In the Light of What We Know by Zia Haider Rahman (Picador)
Zafar’s story, as told to an unnamed narrator, is epic and mysterious, spanning places – rural Bangladesh, academic Oxford, post-9/11 Afghanistan – and times to create a compelling picture of a life lived in exile. The ambition, ambiguities and themes (high-level maths, the class system, the nature of fidelity) make it an impressive debut.
The Night Guest by Fiona McFarlane (Sceptre)
When Frida turns up to care for Ruth, an elderly widow living alone in an isolated house on the New South Wales coast, it seems an unexpected blessing. But does Ruth have more to fear from this stranger or the tiger she believes is prowling her house at night? A tensely atmospheric tale about identity, memory and old age.
After Me Comes the Flood by Sarah Perry (Serpent’s Tail)
An other-worldly story of a man who comes across a house in the woods off the Norfolk coast during a heatwave and finds that all the inhabitants seem to know him and were expecting him.
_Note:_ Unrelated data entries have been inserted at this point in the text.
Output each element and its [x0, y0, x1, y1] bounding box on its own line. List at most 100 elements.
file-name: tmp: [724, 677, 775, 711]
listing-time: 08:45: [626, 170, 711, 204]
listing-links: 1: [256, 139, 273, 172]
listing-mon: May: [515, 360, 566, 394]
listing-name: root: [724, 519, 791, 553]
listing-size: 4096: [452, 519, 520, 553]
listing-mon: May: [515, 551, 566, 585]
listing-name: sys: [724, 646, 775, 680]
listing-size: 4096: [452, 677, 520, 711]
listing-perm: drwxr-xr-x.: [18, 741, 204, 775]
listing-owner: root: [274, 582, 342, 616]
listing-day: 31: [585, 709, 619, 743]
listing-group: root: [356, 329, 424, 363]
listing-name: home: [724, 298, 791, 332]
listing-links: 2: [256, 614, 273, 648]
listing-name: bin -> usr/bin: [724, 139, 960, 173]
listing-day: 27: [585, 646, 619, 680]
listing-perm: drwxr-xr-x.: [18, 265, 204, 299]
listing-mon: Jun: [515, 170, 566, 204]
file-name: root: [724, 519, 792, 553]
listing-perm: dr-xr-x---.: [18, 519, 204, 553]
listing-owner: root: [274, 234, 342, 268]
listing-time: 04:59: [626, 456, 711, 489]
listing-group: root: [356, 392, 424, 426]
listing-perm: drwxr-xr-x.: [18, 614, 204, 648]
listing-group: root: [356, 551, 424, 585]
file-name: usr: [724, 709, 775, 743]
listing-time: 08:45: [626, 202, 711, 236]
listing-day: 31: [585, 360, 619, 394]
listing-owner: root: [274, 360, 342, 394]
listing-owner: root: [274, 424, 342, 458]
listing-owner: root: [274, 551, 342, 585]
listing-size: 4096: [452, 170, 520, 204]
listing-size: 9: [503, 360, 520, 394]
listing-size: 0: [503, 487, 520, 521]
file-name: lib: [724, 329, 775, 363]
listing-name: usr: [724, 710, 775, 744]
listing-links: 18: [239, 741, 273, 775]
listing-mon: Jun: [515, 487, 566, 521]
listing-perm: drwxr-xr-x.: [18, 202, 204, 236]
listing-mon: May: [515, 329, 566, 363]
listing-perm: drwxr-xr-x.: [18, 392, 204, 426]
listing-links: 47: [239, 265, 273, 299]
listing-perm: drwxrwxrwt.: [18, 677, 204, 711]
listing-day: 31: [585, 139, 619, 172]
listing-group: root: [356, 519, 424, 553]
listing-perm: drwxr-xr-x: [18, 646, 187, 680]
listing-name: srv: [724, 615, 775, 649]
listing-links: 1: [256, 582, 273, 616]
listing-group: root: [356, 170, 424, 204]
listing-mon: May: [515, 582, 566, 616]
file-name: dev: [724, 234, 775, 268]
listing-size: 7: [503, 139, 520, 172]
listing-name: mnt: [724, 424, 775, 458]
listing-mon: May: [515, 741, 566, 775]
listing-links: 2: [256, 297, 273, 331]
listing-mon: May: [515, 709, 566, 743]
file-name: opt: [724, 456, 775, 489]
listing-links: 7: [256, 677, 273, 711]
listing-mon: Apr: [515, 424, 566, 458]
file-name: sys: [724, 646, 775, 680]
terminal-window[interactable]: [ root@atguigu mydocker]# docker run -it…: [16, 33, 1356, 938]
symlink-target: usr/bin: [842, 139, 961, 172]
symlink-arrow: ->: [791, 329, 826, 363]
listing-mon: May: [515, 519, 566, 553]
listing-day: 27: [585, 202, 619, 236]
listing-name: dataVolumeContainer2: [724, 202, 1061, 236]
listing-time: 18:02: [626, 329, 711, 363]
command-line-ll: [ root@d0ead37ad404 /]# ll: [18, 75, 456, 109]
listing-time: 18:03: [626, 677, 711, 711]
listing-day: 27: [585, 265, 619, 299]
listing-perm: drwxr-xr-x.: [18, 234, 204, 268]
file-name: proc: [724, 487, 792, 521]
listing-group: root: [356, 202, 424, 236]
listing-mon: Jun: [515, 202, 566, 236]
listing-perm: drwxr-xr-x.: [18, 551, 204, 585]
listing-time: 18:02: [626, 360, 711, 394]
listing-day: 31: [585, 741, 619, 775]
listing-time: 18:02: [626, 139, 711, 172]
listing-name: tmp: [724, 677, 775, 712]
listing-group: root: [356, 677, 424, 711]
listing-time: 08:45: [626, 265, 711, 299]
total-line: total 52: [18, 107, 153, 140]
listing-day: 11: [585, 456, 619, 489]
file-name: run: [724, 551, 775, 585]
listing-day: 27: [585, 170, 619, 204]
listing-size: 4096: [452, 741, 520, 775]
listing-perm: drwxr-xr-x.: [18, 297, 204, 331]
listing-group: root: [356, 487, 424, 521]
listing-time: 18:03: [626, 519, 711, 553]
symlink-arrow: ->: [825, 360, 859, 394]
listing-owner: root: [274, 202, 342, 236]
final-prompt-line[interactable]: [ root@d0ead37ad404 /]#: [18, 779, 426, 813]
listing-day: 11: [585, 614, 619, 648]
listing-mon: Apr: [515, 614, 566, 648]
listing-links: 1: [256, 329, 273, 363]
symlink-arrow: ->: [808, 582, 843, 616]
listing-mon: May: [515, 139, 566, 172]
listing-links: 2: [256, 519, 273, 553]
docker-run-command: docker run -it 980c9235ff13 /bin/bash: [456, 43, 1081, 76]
John Burnside in these pages praised its “unique vision, sophisticated characterisations, and creation of an atmosphere that will haunt readers long after the final page”.
We Are Not Ourselves by Matthew Thomas (4th Estate)
It’s not hard to see why Matthew Thomas is being touted as “the new Jonathan Franzen” with this hefty US family saga and tender portrait of a marriage beset by Alzheimer’s disease.
READERS’ CHOICE
Things to Make and Break by May-Lan Tan (CB editions)
These hard-edged stories follow a cast of misfits and outsiders – from a film star falling for her stunt double to a pole dancer called “Proust” – as they couple, uncouple and recouple with brutal intensity.
NON-FICTION
The Iceberg: A Memoir by Marion Coutts (Atlantic)
A devastatingly clear-eyed account of Tom Lubbock’s last years by his wife, the artist Marion Coutts. Lubbock, former art critic of the Independent, was diagnosed with a brain tumour in the area of speech and language, just as their 18-month-old son was learning to speak. Tessa Hadley, in the Guardian, described the book as “miraculous”.
Do No Harm: Stories of Life, Death and Brain Surgery by Henry Marsh (Weidenfeld & Nicolson)
As Marsh approaches the end of his career as a brain surgeon, he puts aside the icy scientific deportment of his trade to reveal the all too human uncertainties, pleasures and costs. A revelatory insight into a world few doctors, let alone patients, ever witness.
Age of Ambition: Chasing Fortune, Truth and Faith in the New China by Evan Osnos (Bodley Head)
Osnos’s attempt to understand the new China takes the form of a close study of a number of its 1 billion citizens, from the Taiwanese soldier who defected back to the mainland to Ai Weiwei via a celebrity teacher of English. Assiduous and stylish reportage.
American Interior: The Quixotic Journey of John Evans by Gruff Rhys (Hamish Hamilton)
The Super Furry Animals front man embarks on a transatlantic quest into a fantastical corner of family, Welsh and US history, delivered to the accompaniment of his own soundtrack. A bracingly fresh take on travel writing.
Bricks & Mortals: Ten Great Buildings and the People They Made by Tom Wilkinson (Bloomsbury)
Taking as his starting point buildings including the Tower of Babel, the Ford car factory in Detroit, a London health centre and a Bavarian opera house, Wilkinson’s ambitious survey maps not only the economic, cultural, and political motivations behind the architecture, but also the unintended human consequences that resulted from the buildings’ subsequent uses.